On December 9, Wyndham Hotels and Resorts (“Wyndham”) agreed to a landmark settlement with the Federal Trade Commission (“FTC”) stemming from the FTC’s lawsuit against it after three data breaches that occurred between 2008 and 2010. The settlement is the first of its kind, and will provide companies with guidelines and standards as to what the FTC considers sufficient practices for corporate data protection.
The FTC filed its lawsuit after hackers stole more than 619,000 credit- and debit-card numbers from Wyndham. The FTC alleged that Wyndham failed to maintain reasonable data security practices because it used outdated software that failed to receive security updates, which left consumer data unprotected. Wyndham denied these allegations, and accused the FTC of penalizing the victim of the hacking instead of the actual hacker culprits.
In April 2014, the U.S. District Court for the District of New Jersey denied Wyndham’s motion to dismiss, and held that the FTC could pursue claims for unfair data security practices. In August 2015, the Third Circuit affirmed the District Court’s ruling that Section 5 of the FTC Act empowers the FTC to bring lawsuits against private companies for insufficient data security practices.

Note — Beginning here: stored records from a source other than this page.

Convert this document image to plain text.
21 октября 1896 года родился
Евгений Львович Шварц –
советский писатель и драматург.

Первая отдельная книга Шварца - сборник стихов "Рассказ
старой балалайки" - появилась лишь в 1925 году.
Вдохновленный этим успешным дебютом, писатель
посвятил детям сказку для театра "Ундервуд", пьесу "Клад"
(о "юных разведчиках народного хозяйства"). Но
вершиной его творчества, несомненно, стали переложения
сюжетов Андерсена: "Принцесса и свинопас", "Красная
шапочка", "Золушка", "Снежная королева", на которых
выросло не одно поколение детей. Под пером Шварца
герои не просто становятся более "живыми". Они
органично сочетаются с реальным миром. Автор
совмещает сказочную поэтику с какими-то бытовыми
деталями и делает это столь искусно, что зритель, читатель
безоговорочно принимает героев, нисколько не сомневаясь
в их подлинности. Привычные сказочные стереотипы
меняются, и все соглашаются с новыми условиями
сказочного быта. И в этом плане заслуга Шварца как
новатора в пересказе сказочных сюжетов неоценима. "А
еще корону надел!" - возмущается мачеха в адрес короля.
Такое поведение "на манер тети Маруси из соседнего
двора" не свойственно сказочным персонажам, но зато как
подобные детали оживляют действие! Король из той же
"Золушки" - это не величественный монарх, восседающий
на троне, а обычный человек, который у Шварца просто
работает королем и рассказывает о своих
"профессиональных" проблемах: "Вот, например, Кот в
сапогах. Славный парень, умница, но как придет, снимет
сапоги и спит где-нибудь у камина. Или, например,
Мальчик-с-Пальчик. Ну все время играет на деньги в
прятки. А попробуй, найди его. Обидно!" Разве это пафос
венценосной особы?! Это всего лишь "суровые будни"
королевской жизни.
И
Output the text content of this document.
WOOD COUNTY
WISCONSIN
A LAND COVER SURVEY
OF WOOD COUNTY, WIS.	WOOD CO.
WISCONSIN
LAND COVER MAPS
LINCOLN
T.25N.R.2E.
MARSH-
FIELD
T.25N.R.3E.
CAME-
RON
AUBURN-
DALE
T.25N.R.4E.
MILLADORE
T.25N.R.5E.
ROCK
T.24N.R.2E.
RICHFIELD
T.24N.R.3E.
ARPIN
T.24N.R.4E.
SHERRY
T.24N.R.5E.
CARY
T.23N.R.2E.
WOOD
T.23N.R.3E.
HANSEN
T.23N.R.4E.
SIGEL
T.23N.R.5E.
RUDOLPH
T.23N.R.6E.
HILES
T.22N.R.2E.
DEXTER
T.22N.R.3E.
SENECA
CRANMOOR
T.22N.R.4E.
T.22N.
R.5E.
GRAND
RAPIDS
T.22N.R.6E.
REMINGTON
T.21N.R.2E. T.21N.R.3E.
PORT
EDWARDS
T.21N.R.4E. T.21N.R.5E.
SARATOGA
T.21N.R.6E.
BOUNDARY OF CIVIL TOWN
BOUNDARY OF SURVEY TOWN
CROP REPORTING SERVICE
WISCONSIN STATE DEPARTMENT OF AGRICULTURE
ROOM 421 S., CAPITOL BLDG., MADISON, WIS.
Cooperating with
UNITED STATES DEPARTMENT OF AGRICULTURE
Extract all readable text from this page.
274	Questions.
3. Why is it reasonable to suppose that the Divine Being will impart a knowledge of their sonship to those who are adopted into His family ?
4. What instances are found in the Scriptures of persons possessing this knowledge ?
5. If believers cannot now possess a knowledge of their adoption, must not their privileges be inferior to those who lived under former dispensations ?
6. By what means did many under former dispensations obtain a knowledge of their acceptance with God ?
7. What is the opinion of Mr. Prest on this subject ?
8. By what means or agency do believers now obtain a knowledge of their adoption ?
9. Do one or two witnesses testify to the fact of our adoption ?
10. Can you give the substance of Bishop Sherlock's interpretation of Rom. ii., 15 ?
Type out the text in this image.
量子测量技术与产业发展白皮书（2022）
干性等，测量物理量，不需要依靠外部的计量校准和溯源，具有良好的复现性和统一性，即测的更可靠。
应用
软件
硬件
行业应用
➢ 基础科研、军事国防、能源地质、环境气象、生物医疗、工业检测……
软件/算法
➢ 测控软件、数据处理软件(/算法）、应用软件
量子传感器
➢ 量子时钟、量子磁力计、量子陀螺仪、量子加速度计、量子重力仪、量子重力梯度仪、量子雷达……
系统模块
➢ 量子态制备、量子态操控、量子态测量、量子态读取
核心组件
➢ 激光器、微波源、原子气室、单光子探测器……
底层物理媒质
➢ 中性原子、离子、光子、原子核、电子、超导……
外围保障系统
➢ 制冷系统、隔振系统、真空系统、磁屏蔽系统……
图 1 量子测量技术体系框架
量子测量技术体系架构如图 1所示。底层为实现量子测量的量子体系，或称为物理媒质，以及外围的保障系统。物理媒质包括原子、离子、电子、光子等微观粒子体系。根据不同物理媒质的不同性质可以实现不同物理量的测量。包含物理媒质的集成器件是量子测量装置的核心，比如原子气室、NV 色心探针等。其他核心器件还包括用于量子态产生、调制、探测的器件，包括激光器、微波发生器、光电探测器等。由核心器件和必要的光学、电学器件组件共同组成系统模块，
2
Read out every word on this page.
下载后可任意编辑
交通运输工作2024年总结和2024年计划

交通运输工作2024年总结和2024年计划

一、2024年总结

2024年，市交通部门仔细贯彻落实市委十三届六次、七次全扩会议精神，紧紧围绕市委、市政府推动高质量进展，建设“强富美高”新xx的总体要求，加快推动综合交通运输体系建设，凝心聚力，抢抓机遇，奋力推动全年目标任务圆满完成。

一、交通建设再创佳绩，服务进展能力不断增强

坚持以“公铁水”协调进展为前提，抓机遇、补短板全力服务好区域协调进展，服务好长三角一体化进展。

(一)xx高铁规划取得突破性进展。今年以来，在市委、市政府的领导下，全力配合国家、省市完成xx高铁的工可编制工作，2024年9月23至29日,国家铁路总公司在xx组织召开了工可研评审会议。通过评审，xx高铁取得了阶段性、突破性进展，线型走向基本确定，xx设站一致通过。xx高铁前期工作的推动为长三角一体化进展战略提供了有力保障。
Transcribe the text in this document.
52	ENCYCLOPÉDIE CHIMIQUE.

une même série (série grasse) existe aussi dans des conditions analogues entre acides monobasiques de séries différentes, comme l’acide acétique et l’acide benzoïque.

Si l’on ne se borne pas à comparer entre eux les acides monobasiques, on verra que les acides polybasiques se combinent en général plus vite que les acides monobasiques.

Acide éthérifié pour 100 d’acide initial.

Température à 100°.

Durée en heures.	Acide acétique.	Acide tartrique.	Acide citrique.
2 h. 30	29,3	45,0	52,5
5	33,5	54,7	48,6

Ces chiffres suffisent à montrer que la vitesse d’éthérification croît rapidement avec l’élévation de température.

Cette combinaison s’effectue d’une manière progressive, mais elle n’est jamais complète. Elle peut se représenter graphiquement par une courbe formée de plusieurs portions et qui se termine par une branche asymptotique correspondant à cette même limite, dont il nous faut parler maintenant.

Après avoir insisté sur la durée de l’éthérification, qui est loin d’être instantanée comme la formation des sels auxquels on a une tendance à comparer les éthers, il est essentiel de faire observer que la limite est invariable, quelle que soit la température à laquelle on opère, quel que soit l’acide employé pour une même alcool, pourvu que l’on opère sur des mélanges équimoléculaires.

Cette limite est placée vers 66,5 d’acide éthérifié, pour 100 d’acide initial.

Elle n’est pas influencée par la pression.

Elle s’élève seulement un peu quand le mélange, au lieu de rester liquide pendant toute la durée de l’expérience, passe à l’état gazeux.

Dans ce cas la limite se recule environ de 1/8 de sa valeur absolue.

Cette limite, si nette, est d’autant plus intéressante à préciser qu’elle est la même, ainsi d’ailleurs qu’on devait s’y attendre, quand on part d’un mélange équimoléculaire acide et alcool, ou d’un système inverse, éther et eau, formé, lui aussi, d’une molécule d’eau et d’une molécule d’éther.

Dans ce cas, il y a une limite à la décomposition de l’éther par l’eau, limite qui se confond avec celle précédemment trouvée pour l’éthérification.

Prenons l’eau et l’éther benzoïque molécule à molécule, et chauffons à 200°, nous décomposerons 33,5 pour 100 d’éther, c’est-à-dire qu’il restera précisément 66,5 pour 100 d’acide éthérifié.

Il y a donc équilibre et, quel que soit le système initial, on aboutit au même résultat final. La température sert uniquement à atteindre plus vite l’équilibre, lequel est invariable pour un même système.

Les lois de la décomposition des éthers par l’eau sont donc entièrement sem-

This settlement ends the mystery of what might happen if the case were litigated, but provides a framework for other companies confronted with similar situations. Under the settlement, Wyndham is obligated to implement and maintain a comprehensive information security program designed to protect card-holder data; obtain annual written assessments and certifications of Wyndham’s Payment Card Industry Data Security Standard compliance from a qualified and independent third-party professional; ensure that the networks of its franchisees are properly protected; and the Wyndham audit would need to certify the “untrusted” status of franchisee networks, to avert future hackers from deploying similar method used in previous breaches.
The settlement does not impose a monetary penalty and does not hold Wyndham liable for any violations. What does this mean going forward? Perhaps this shows the FTC is focusing on ensuring better data security practices over penalizing companies that have been breached. Or perhaps Wyndham was treated more leniently because the breaches occurred before the proliferation of data breaches. Regardless, this settlement will provide a good benchmark for any company that sees itself in litigation with the FTC over data security.